London no longer one of the least affordable places to buy a home for the first time in six years

Matt Writtle
Ruth Bloomfield11 August 2021

London’s reputation as the toughest place in Britain to buy a home is on the wane after a year of strong price growth in the provinces and stagnant growth across large swathes of the capital.

According to a study by Halifax, published today, the most unaffordable option is the affluent Hampshire cathedral city of Winchester where a typical home costs 14 times the city’s average income of £45,000.

London has slipped outside the top five of Halifax’s league table of unaffordable cities around the country for the first time in six years, beaten out by Oxford, Truro, Bath, and Chichester.

But, with average house prices up five per cent in the year to June to hit £564,695, and earnings up four per cent, the capital’s price-to-wages ratio is still a punishing 11.
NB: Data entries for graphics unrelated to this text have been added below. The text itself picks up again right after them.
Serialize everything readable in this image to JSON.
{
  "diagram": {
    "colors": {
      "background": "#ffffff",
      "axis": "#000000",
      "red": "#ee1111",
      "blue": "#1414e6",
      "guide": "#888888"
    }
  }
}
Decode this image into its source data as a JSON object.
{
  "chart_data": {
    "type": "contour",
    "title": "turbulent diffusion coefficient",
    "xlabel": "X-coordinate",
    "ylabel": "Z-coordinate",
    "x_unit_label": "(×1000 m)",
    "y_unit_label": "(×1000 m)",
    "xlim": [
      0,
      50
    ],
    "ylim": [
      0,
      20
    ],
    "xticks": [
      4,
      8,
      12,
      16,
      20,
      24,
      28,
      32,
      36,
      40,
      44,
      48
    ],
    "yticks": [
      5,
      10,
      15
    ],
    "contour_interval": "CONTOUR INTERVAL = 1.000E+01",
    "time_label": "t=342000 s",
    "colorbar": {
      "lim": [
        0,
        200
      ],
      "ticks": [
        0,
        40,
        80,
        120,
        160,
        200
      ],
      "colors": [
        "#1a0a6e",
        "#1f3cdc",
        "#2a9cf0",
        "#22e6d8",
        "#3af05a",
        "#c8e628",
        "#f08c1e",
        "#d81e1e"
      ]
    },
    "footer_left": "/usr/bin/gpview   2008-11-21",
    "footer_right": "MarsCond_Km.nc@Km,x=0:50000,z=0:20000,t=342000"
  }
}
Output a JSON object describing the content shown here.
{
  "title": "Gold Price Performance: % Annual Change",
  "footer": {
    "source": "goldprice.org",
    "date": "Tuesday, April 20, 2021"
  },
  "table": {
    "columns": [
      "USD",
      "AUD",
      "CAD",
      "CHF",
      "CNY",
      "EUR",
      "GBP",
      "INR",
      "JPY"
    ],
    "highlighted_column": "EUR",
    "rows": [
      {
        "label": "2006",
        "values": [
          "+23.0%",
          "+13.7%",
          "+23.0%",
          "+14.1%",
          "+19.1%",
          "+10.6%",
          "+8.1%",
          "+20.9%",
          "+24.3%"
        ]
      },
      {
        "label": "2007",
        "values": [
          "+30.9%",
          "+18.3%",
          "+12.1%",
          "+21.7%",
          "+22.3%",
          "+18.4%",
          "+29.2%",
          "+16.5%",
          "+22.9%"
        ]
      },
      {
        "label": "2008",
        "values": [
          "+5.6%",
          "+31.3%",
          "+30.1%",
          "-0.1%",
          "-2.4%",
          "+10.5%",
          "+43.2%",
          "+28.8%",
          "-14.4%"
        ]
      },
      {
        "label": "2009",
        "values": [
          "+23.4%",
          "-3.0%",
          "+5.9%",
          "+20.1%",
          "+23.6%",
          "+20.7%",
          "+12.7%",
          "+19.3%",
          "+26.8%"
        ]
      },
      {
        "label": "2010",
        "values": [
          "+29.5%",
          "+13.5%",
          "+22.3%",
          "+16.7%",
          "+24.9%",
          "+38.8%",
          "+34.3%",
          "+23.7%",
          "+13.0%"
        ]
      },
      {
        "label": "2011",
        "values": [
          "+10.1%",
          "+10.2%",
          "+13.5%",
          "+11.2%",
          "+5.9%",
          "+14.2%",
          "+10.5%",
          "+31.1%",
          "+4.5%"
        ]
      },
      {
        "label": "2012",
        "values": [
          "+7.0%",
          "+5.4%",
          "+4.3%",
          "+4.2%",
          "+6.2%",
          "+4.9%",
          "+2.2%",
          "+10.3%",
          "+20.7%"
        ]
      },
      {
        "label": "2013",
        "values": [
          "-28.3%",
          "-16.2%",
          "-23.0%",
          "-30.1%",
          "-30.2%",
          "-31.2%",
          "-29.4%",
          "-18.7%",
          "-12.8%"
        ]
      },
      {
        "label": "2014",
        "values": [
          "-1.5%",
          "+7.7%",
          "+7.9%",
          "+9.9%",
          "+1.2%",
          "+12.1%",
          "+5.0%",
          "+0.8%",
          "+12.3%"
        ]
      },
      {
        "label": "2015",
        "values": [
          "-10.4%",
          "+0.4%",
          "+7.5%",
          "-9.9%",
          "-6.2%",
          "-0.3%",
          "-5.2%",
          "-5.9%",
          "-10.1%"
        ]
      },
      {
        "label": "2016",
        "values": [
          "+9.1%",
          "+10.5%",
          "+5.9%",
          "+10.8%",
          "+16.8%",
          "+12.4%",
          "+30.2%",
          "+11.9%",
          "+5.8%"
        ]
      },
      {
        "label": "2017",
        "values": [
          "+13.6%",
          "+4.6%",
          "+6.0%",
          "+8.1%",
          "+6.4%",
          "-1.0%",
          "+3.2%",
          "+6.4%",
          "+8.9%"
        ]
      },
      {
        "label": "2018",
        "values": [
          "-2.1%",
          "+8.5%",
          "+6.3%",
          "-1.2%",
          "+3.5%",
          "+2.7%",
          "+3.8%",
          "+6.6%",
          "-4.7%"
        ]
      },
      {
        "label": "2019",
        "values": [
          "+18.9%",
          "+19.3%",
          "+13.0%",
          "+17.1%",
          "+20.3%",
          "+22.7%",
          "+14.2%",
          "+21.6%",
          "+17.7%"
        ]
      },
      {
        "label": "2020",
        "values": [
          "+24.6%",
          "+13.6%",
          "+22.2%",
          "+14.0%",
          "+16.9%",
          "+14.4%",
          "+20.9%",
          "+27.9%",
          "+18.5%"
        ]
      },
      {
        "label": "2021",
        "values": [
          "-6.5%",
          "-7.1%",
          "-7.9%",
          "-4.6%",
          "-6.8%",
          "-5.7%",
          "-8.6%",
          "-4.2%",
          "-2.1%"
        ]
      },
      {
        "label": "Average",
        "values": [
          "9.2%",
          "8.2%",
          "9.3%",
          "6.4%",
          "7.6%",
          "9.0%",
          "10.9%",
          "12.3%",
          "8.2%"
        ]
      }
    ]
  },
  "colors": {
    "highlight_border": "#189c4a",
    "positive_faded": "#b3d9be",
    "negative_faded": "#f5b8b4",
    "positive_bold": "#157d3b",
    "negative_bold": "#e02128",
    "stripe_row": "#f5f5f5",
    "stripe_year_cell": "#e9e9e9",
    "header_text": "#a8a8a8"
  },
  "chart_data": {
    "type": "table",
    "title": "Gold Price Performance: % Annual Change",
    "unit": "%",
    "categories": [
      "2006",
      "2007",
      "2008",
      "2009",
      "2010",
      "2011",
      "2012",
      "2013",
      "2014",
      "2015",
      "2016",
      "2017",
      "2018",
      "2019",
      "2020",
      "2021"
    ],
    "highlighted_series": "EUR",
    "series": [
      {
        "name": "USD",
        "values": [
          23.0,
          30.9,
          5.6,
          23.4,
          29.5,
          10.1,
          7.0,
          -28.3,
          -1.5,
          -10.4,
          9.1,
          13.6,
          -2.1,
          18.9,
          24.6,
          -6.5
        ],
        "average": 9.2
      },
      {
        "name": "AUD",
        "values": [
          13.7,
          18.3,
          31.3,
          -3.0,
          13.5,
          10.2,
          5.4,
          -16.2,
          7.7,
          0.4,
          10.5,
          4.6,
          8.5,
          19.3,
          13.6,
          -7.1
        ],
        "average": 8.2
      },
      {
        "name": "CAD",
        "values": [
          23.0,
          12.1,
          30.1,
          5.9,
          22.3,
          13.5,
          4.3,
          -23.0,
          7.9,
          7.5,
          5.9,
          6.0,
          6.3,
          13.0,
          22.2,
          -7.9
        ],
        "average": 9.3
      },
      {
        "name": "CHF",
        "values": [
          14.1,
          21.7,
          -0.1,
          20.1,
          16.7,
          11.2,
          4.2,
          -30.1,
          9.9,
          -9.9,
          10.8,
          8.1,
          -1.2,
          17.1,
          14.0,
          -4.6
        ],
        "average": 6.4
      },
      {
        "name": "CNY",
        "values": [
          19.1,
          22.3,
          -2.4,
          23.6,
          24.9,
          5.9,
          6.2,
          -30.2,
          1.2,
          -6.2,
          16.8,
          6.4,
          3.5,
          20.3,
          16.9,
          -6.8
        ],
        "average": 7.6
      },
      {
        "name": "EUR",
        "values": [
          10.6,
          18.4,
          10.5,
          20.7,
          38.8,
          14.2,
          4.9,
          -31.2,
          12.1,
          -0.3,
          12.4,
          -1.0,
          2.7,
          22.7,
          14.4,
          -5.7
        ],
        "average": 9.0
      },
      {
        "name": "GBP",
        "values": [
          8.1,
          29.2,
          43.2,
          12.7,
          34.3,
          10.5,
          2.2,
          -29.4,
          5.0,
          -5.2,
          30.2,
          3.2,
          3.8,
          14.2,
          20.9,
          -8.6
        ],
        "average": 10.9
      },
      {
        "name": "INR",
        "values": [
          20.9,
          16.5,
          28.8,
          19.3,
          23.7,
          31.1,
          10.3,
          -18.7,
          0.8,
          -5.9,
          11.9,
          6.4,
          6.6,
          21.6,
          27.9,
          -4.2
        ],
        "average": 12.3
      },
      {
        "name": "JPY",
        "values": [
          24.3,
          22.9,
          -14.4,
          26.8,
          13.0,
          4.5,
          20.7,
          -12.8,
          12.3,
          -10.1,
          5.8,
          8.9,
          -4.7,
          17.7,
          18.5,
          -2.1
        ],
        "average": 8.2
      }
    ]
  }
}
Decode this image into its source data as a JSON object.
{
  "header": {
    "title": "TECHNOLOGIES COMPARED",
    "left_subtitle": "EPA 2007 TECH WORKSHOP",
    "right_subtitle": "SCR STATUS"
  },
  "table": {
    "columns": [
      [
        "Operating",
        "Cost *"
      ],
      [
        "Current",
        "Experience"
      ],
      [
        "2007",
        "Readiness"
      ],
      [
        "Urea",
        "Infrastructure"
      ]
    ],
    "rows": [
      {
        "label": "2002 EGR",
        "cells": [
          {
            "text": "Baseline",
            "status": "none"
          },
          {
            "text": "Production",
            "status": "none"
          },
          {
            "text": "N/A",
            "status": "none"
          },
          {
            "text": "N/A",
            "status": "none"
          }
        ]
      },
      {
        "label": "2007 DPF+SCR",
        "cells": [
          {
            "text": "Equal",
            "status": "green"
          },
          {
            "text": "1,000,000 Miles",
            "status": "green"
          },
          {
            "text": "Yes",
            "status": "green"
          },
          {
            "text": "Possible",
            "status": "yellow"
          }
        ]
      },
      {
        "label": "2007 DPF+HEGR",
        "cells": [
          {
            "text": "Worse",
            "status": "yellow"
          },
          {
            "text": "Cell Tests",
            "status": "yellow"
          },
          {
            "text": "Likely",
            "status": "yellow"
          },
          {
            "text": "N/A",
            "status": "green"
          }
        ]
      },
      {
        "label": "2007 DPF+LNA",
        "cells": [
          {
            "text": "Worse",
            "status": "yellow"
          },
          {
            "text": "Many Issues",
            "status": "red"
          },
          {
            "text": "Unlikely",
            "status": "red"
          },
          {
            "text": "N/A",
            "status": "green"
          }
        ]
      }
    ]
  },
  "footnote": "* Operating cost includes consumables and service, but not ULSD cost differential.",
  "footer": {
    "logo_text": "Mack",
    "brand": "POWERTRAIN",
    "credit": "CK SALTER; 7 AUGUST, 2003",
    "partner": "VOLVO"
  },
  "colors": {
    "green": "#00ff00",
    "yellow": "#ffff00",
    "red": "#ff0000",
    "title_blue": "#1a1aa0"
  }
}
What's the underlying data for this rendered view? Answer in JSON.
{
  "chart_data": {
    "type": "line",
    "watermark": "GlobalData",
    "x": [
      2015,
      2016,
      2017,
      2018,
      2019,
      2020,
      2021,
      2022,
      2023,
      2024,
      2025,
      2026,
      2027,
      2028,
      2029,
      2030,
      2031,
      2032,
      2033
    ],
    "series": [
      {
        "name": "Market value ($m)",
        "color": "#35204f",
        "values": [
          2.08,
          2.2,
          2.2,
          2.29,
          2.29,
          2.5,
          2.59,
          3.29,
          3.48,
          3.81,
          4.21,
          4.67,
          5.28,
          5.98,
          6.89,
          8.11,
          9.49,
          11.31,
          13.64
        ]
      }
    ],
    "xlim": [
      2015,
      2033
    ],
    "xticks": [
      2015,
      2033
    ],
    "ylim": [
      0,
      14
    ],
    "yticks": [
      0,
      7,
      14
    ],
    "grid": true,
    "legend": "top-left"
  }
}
London has dropped down the unaffordability league table thanks to the pandemic-inspired shift of buyer priorities.

Freed from daily commutes many people who might otherwise have remained in the capital have rushed to buy homes in coastal and country hotspots, as well as appealing small cities, causing mini housing booms across the south east, east, and south west of England.

Analysis of sales during the first five months of 2021 by Search Acumen found that just over half of the 4,881 homes which sold for £1m or more in England and Wales were beyond London – the first time in more than a decade that the capital has not had a majority share of seven-figure sales.

What will happen to London house prices?

Central London, meanwhile, has been hit by the almost complete absence of overseas buyers since March 2020 and the increased appeal of suburban locations with plentiful green space and cheaper real estate.

Aneisha Beveridge, head of research at Hamptons International, said she expected regional cities to continue outperforming the capital in terms of house price growth.

“We have not seen the proportion of people leaving London fall over the last couple of months, despite the fact that … [lockdown] … restrictions have ended,” she said.

“We do think the numbers leaving will fall a little next year, but numbers will still be higher than they were before the pandemic.

“Working habits definitely seem to be changing, and people will have a bit more flexibility about where they work and live.”

As travel and other restrictions ease, however, commentators do expect prices in London to start to escalate in the slightly longer term.

Savills’ latest prime house price forecasts predicts that prices in prime central London will increase by 21 per cent, while prices in the suburbs will shoot up 26 per cent.

At the other end of the scale, Halifax found that Derry is the most affordable city, with average property prices some 4.7 times the average wage.

Predictably most of England’s most affordable options are northern, led by Carlisle and Bradford. Across the UK the average home costs some eight times average earnings.

Back in 2011 an average UK property cost a relatively modest 5.6 times the national average income.